La gente dice que aquí cualquier cosa puede pasar. “Imagínese que usted está en su camioneta todo borracho por la Caracas, persiguiéndolo la mitad de la policía de Bogotá y decide, luego de intentar volarse por todo el centro de Bogotá, luego de que tas tas, le han disparado en todas las llantas para detenerlo, meterse a la fuerza en un batallón y alega que es el colmo la forma en que pusieron peligro su vida… ¡Nadie! ¡Nadie lo saca de ese problema en su vida!”, decía un vecino del barrio en el que vivo, al occidente de Bogotá. Para no complicar las cosas, a mi vecino le vamos a llamar Manuel.

Manuel reía a carcajadas, precisamente porque el tema de conversación surgió del incidente que tuvo el hijo del presidente de la Corte Suprema de Justicia que, según dicen, fue sorprendido en una camioneta oficial con su novia haciendo cosas que normalmente hacemos en nuestras casas. En un smartphone reprodujo el video en el que el joven y la novia del joven están sosteniendo una discusión con los uniformados y, para rematar, la mamá (como toda mujer se pondría si su hijo dice que fue agredido) grita —una amenaza muy recurrente en la idiosincrasia colombiana— que “esto les va a salir caro”.

Lo que le parecía chistoso a Manuel no fue el incidente, pues nadie está exento de verse en una situación así, sino que a cualquier “cristiano” atrapado por la policía en esas condiciones le hubiera ido muy mal. Y al hijo del magistrado no. Una persona que protagonizara una escena como la del concejal de Chía, con disparos, entradas a batallones y altos grados (o cualquier grado) de alcohol estaría en serísimos problemas.

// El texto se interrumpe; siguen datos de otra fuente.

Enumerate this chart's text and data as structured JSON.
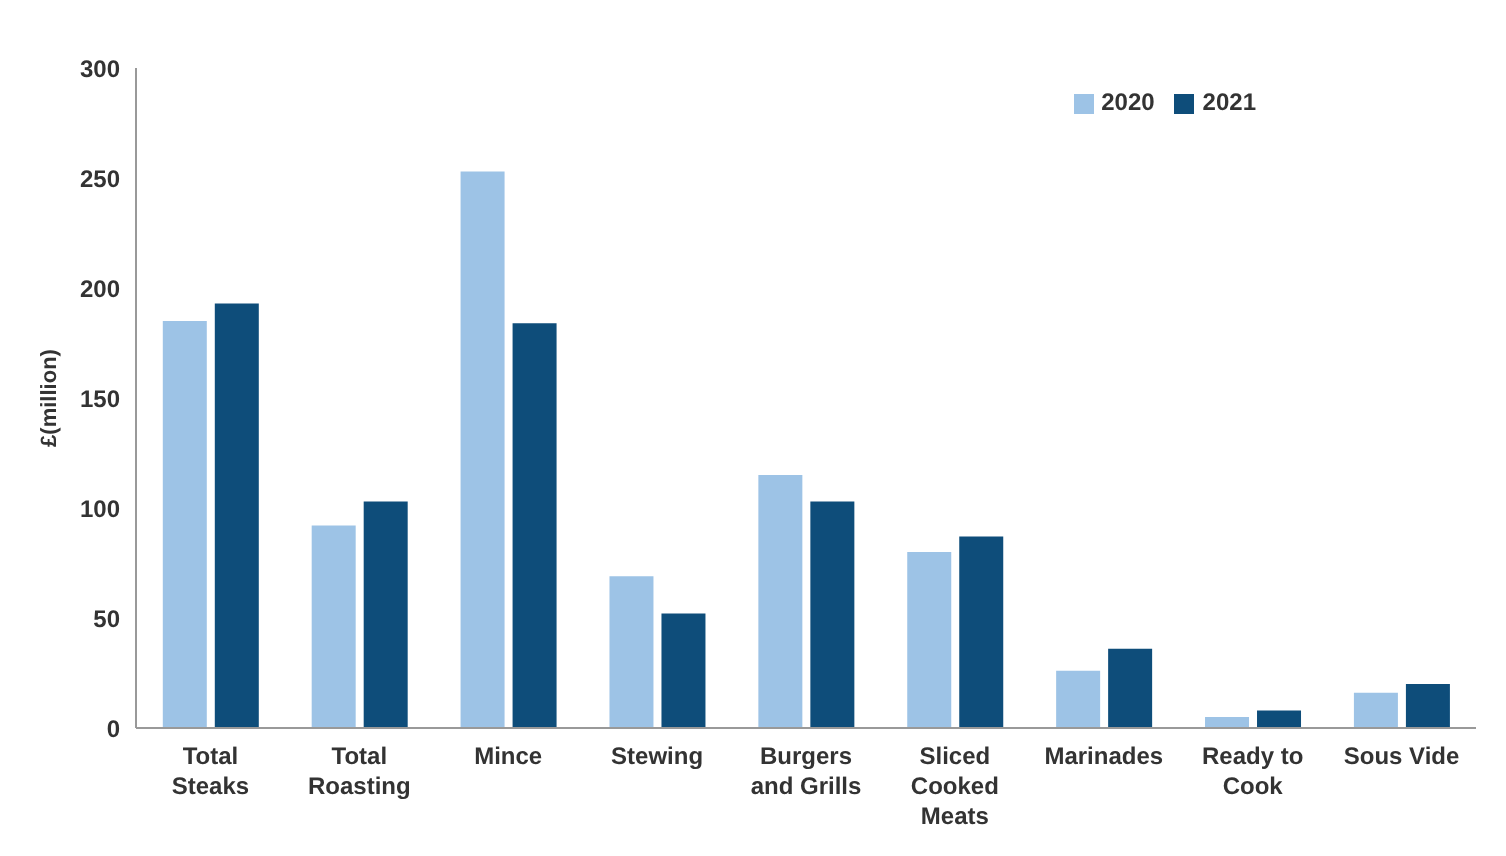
{
  "chart_data": {
    "type": "bar",
    "ylabel": "£(million)",
    "categories": [
      "Total Steaks",
      "Total Roasting",
      "Mince",
      "Stewing",
      "Burgers and Grills",
      "Sliced Cooked Meats",
      "Marinades",
      "Ready to Cook",
      "Sous Vide"
    ],
    "series": [
      {
        "name": "2020",
        "color": "#9dc3e6",
        "values": [
          185,
          92,
          253,
          69,
          115,
          80,
          26,
          5,
          16
        ]
      },
      {
        "name": "2021",
        "color": "#0e4d7a",
        "values": [
          193,
          103,
          184,
          52,
          103,
          87,
          36,
          8,
          20
        ]
      }
    ],
    "ylim": [
      0,
      300
    ],
    "yticks": [
      0,
      50,
      100,
      150,
      200,
      250,
      300
    ],
    "grid": false,
    "legend": "top right"
  }
}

Y ahí está el inconveniente. Todas esas cosillas que salen a la luz le quitan a la fuerza pública (y de paso al Estado) lo que los come libros de ciencias sociales le llaman Legitimidad. Se sabe también que en algunas regiones del país los conductores de motocicletas, cuando son sorprendidos en estado de ebriedad, prefieren quemar la moto antes que dejársela a la policía, o que la gente se enfrenta abiertamente contra los uniformados cuando inician operativos en los que se ven afectados.

Esa explicación chabacana de que los colombianos somos violentos y necios (“guaches” en cierta jerga típica de algunas personas), y que por eso no respetamos a la fuerza pública se cae por su propio peso. ¿Por qué la gente tiene que respetar la policía si algunas personas no tienen que hacerlo? Tal vez esa sea la pregunta que se hace la gente por ahí. También puede ser el motivo por el que deciden, como explica el pensador Ernesto Laclau, que si sus demandas básicas no son escuchadas, pues tampoco habrá porqué corresponder las exigencias del Estado.